Let $\poly = \{P_0,\dots,P_{n-1}\}$ denote a set of polynomials with complex coefficients. Let $\pts = \{z_0,\dots,z_{n-1}\}\subset \cplx$ denote any set of {\it sample points}. For any $f = (f_0,\dots,f_{n-1}) \in \cplx^n$, the {\it discrete polynomial transform} of f (with respect to $\poly$ and $\pts$) is defined as the collection of sums, $\{\fhat(P_0),\dots,\fhat(P_{n-1})\}$, where $\fhat(P_j) = \langle f,P_j \rangle = \sum_{i=0}^{n-1} f_iP_j(z_i)w(i)$ for some associated weight function w. These sorts of transforms find important applications in areas such as medical imaging and signal processing.
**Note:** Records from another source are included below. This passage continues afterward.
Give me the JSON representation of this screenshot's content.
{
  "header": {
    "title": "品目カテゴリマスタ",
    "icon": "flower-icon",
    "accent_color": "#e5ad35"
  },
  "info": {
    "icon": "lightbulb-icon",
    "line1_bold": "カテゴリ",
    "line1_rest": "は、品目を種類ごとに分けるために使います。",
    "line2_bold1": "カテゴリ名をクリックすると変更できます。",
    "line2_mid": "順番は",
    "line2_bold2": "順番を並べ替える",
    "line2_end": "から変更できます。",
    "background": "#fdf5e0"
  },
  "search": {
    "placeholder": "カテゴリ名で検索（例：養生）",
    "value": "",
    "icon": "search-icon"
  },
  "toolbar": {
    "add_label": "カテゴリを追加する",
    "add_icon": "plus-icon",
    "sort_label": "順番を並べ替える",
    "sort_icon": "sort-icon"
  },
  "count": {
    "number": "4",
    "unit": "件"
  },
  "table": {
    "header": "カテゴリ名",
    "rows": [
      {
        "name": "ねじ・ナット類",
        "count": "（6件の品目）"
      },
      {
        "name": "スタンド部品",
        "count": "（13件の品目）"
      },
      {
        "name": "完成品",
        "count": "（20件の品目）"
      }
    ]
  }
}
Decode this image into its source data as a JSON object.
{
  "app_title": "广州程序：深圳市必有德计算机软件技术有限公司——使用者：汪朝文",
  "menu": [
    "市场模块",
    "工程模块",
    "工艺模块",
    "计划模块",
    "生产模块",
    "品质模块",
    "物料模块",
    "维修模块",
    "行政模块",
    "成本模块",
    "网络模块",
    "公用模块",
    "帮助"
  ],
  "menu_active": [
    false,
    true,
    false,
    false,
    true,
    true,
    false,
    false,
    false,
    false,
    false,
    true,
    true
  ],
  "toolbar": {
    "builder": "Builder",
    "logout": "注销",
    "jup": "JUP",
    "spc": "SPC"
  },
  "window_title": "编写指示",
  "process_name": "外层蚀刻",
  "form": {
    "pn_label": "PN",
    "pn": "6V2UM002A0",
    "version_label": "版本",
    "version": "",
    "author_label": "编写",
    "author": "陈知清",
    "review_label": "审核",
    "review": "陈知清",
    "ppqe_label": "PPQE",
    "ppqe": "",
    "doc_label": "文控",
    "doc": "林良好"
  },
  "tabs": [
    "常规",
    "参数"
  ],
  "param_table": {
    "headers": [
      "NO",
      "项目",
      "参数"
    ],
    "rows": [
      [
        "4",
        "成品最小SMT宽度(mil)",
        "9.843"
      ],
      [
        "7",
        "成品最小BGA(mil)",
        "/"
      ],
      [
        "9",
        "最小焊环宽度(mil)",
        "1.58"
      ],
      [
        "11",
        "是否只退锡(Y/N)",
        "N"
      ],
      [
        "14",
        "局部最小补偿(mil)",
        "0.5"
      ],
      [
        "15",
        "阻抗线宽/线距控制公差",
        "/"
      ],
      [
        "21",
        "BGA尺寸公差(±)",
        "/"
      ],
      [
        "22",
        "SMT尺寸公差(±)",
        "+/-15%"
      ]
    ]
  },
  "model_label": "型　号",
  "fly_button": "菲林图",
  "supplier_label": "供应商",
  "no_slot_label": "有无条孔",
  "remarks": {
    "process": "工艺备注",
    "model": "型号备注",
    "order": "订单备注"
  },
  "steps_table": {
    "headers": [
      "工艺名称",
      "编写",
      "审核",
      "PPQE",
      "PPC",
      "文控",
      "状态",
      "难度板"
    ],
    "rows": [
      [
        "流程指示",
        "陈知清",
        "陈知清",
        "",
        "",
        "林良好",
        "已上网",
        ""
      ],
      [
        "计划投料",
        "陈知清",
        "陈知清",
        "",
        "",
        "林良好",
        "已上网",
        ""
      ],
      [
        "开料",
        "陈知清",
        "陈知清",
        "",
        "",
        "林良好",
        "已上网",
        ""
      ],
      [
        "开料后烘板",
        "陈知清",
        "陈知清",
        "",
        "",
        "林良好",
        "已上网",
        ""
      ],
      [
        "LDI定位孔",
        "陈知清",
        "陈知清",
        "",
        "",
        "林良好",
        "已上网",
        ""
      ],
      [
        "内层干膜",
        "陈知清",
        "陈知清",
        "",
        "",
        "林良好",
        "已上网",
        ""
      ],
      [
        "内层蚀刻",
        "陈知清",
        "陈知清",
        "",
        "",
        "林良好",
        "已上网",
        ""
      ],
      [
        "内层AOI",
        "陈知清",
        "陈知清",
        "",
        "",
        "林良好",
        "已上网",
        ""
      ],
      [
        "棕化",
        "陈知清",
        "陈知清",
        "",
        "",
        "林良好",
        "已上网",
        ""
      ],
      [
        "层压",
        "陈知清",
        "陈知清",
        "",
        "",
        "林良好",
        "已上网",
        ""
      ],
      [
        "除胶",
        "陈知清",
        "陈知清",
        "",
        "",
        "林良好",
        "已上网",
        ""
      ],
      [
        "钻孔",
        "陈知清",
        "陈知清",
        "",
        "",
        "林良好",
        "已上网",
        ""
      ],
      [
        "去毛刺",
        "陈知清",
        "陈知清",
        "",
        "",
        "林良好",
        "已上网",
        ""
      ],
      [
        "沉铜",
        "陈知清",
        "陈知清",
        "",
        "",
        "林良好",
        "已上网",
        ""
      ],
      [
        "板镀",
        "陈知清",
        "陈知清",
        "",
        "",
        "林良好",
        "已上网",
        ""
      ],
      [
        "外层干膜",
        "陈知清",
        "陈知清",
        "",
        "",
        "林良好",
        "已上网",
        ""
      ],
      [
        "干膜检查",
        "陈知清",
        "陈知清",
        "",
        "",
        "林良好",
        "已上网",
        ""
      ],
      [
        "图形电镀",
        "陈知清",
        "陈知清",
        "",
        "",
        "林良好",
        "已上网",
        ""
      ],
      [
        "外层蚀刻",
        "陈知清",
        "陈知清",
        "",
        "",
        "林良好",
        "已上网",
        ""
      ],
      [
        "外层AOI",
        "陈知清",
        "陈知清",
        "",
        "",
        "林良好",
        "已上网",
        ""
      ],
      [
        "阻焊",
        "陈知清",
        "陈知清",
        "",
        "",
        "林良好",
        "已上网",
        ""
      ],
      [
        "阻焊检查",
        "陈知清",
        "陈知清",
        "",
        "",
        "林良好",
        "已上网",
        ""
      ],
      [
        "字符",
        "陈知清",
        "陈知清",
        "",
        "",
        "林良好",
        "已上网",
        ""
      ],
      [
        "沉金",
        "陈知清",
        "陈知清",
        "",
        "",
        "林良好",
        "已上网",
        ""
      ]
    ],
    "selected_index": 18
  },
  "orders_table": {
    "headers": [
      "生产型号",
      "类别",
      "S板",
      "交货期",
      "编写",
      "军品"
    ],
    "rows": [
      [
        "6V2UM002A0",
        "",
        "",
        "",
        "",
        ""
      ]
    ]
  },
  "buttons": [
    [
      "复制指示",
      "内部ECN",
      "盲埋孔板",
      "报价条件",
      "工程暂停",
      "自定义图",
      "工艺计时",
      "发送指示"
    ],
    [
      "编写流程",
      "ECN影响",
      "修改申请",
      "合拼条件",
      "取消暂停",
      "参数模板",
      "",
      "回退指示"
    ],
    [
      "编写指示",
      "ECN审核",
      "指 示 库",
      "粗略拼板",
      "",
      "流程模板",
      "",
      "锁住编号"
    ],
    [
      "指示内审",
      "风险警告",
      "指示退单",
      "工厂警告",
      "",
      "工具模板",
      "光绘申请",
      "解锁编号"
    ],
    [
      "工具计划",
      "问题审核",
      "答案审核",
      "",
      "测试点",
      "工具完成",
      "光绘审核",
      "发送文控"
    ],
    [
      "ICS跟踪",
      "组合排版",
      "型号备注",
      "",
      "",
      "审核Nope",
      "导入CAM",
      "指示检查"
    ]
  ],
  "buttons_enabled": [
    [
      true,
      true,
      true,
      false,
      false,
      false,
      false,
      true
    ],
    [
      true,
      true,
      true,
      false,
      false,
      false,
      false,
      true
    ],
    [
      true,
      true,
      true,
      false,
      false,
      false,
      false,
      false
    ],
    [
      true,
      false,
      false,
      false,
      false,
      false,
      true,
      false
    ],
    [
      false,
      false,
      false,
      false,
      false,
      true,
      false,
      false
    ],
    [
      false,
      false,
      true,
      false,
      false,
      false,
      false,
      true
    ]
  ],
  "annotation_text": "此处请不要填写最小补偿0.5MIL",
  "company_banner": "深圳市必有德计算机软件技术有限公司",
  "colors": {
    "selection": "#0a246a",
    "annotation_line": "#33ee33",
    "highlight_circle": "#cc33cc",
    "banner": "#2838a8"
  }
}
In this paper, we present fast algorithms for computing discrete orthogonal polynomial transforms. For a system of N orthogonal polynomials of degree at most $N-1$, we give an $O(N\log^2 N)$ algorithm for computing a discrete polynomial transform at an arbitrary set of points instead of the $N^2$ operations required by direct evaluation. Our algorithm depends only on the fact that orthogonal polynomial sets satisfy a three-term recurrence and thus it may be applied to any such set of discretely sampled functions.

In particular, sampled orthogonal polynomials generate the vector space of functions on a distance transitive graph. As a direct application of our work, we are able to give a fast algorithm for computing subspace decompositions of this vector space which respect the action of the symmetry group of such a graph. This has direct applications to treating computational bottlenecks in the spectral analysis of data on distance transitive graphs, and we discuss this in some detail.